I have always wanted that perfect, wonderful, sensitive man, and I found him. However, neither he nor anyone else can be those things all of the time. We just hurt each other. It is part of life.
These hurts used to devastate me, but awhile ago, not too long ago, I realized that I needed to love myself, and treat myself the way that I wanted to be treated. I worked out all of my own stuff, and then started taking care of myself by doing small things like taking a few moments to read, which I love no matter how busy the day, taking time to take better care of my physical being and the like through grooming, exercise and diet. I stopped relying solely on receiving love and good things from external sources, and found that I was less looking for my spouse to take care of me, do nice things for me and make me feel good. He does those things, but I do them as well, so I am not reliant on him to make me feel good, I am reliant on myself.

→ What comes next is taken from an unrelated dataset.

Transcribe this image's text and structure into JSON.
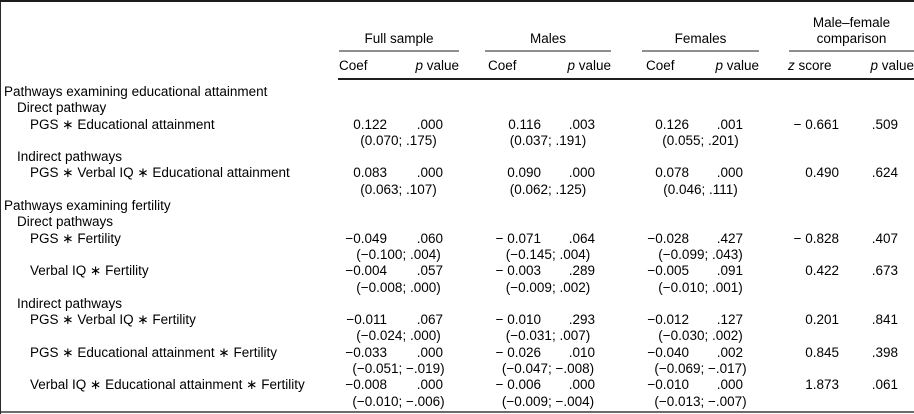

This was along hard battle for me because I always dreamed of the perfect man who would love, adore and intuitively know what I needed. The one who knows best how to make you happy is you! Once you can do that you can see people and situations for what they are both the good and the bad. I wrote to let you know that I know your pain, and you have both my sympathy and very best wishes.
I also want you to have hope and know that once you love yourself and take care of yourself, as if by magic others almost want to take better care of you themselves. The silly tension and arguments disappear, and life feels much better. Then you can find the love that you desire.